Almost immediately after, the pensioner attempted to take his own life but not before making one last call: to his brother William, back in the UK, informing him of what had happened.

When police subsequently rushed to Cawthorne’s home they insisted she filmed any conversation with her father, to use as evidence.

The video was shown at the request of the defence as proof of Hunter’s psychological state on the night of the murder during an electrifying day of proceedings in the district court. In one brief shot, he is seen staring back blankly at the screen.

Hunter, a former miner from Northumberland, was made to give statements to police within hours of having his stomach pumped after a failed bid to overdose on prescription pills and alcohol. His legal team has labelled the testimonies inadmissible, saying they should be thrown out.

Hunter, who could spend the rest of his life behind bars, had earlier described the moments after his wife’s death as “like being in a dream”.
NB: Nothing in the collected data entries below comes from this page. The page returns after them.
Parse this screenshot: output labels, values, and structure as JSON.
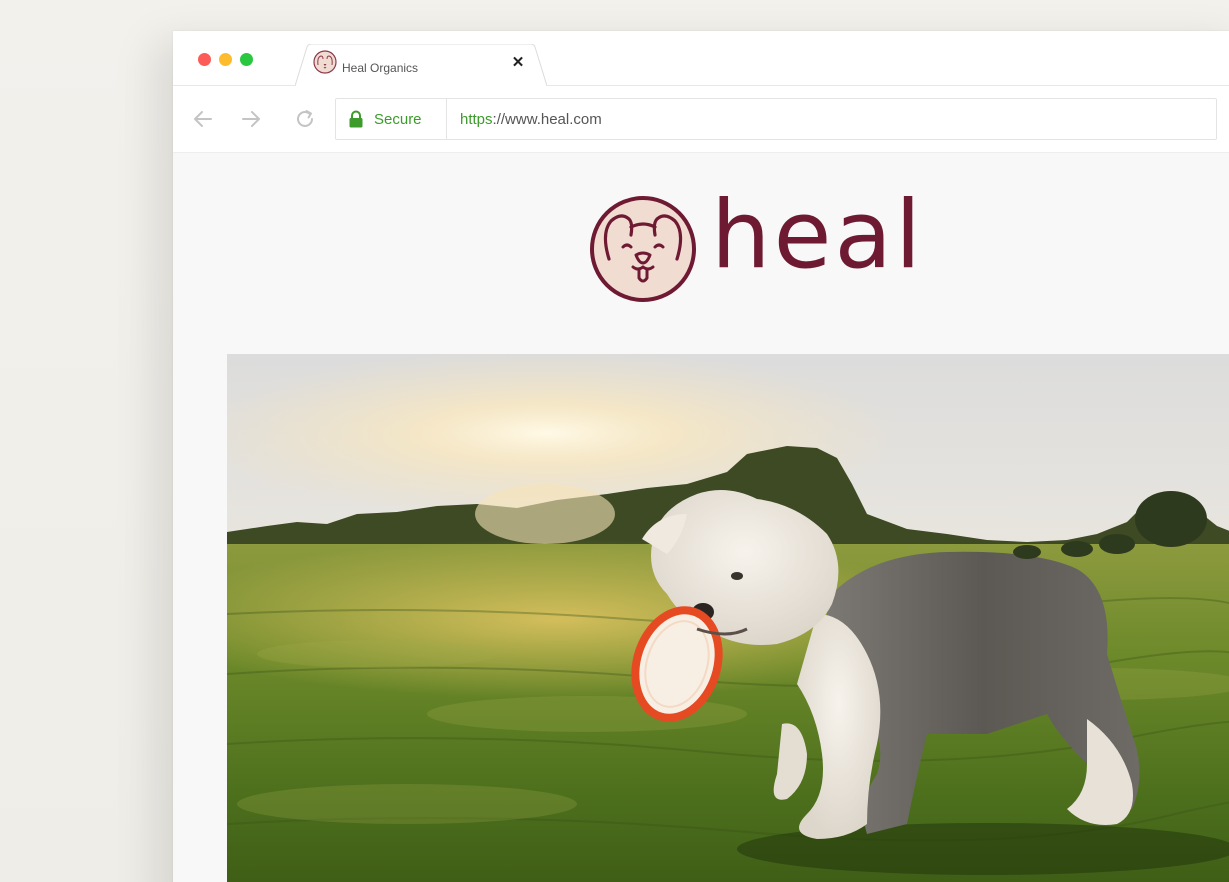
{
  "window": {
    "tab": {
      "title": "Heal Organics",
      "close_glyph": "✕",
      "favicon": "heal-dog-logo"
    }
  },
  "toolbar": {
    "back_icon": "arrow-left-icon",
    "forward_icon": "arrow-right-icon",
    "reload_icon": "reload-icon",
    "omnibox": {
      "secure_label": "Secure",
      "url_scheme": "https",
      "url_rest": "://www.heal.com"
    }
  },
  "page": {
    "logo_word": "heal",
    "hero_image": "white-and-grey-sheepdog-carrying-orange-frisbee-on-grass-field-at-sunset"
  },
  "colors": {
    "brand": "#6e1a33",
    "brand_light": "#f1dcd2",
    "secure_green": "#3c9b2b"
  }
}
Giving testimony for the first time since the on-off trial began nearly a year ago, he repeatedly said he could not remember the events immediately before, or after, Janice died in his hands. “I was fuzzy and it looked like I was looking down on myself,” he told the three-member tribunal.

The courtroom again fell silent when the state prosecutor, Andreas Hadjikyrou, showed Hunter exhibit 31 – a collection of photographs taken by police at the crime scene – prompting the Briton to break down as he recalled the events. The pictures included an image of his wife’s lifeless body slumped in a white leather easy chair.

“It was the first time I had seen her face since then,” he told the Guardian as he waited to be escorted by police officers back to Nicosia central prison where he has been detained for the past 12 months.

The couple, who settled in Cyprus for a “dream life” abroad, met as teenagers and had been together for 56 years.

But during cross examination, the prosecutor argued Janice had put up resistance, saying there were scratches on her face. The pensioner countered that was impossible as his wife was so weak she was barely able to move her limbs and “I had no scratches on my hands”.

Euthanasia is prohibited by law in Cyprus and the case has highlighted the predominantly Greek Orthodox nation’s stiff opposition to assisted suicide.

The Mediterranean island’s attorney general, its top legal authority, has weighed in amid fears that the highly sensitive affair could set a precedent, given the lack of a suicide note and the manner in which Janice died.

A plea bargain struck after the two sides agreed on the facts of the case was overturned after the attorney general ruled it would be impossible to reduce the premeditated murder charge to manslaughter in the absence of proof that a suicide pact had existed between the couple.

The trial continues, with defence witnesses again taking the stand later this month.